Kutai Barat, SNN.com - Sosok muda M.M. Rudi Ranaq, S.H. M.Si di kenal sangat sibuk dengan berbagai kegiatannya, peria berkelahiran di kampung Benung kecamatan Damai Kabupaten Kutai Barat (Kubar) Kalimantan Timur (Kaltim) yang berprofesi sebagai Advokat/Lawyer menghubungi SNN.Com pada hari Rabu 18/03/2020.

"Sebuah Tanggapan Terhadap Statemen Manar Dimansyah di RRI Sendawar

Oleh Advokat M.M. Rudi Ranaq,S.H.,M.Si

1. Menjadi Petani Kecil dan Petani Besar Itu Pilihan :

Di masa mendatang, jutaan penduduk saudara-saudari kita se-NKRI dari berbagai pulau membanjiri Kalimantan Timur, seluruh kebutuhan harian mereka akan sayur-sayuran dan berbuah-buahan cukup disediakan oleh Masyarakat Adat Dayak saja.

"Masyarakat Adat Dayak memiliki system pengelolaan lahan secara mekanis yang hebat, ramah lingkungan karena tetap berpegang pada kearifan local. Ini kata saya pada Maret 2020. Apakah hal ini hanya mimpi kosong atau bisa diwujudkan mulai 2025 mendatang dan terus berkesinambungan dalam kurun waktu yang tidak berkesudahan?

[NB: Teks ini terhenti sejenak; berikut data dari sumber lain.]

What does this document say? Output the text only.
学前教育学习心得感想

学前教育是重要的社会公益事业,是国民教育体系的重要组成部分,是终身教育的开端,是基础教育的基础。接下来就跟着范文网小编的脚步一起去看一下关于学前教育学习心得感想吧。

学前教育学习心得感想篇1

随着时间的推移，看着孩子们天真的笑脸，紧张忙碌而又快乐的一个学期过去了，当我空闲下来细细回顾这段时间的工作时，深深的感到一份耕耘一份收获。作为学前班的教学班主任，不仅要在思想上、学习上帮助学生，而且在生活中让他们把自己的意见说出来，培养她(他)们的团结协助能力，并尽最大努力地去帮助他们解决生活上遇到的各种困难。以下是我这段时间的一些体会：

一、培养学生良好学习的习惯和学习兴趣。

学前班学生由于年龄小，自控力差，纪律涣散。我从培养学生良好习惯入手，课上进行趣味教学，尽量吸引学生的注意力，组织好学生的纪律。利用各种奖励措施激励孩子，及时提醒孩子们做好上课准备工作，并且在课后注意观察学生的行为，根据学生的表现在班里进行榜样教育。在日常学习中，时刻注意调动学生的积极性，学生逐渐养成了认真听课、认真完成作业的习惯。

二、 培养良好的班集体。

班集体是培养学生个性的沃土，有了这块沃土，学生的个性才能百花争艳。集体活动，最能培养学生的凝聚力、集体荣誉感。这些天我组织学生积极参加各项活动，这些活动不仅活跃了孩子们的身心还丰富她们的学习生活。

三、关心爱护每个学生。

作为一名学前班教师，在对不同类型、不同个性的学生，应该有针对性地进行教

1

'Jawabannya sederhana, walaupun persoalannya tidak sederhana. Jika Masyarakat Dayak memutuskan bertani dan bercocok tanam hanya untuk kebutuhan sendiri (subsisten) maka mimpi di atas tinggalah mimpi. Tetapi kalau Masyarakat Adat Dayak ingin menjadi pelaku atau actor kekuatan ekonomi baru, sebagai petani atau pekebun sayur-sayuran dan buah-buahan yang dikerjakan secara mekanis dengan pendekatan dan dukungan secara massive (besar-besaran) dan sistimatis dan structural (dukungan sepenuhnya dari pemerintah pusat dan pemerintah daerah), maka mimpi di atas bisa menjadi kenyataan. Tak pelak petani dan peladang Dayak menjadi aktor penting yang memberikan makan (padi, sayur dan buah) untuk +/- 10 juta penduduk di IKN serta kawasan penyangganya di masa mendatang.

Dapat dibayangkan omsetnya itu. Sebuah bisnis raksasa beralaskan modal sumberdaya alam yang sudah tersedia, yakni lahan, yang pengelolaannya dilakukan dalam ukuran skala besar (massive) secara mekanis dengan dukungan penuh dari Pemerintah Pusat dan Pemerintah Daerah sebagai langkah solutif atau jalan keluar terhadap larangan Pemerintah membakar lahan.

Seperti kita ketahui, bahwa model pengelolaan lahan kita secara gilir balik, tetap sangat beriko berhadapan dengan hukum, walaupun dalam UU No 32/2009 Pasal 69 ayat 2 sudah mengatur tentang praktek kearifan lokal itu.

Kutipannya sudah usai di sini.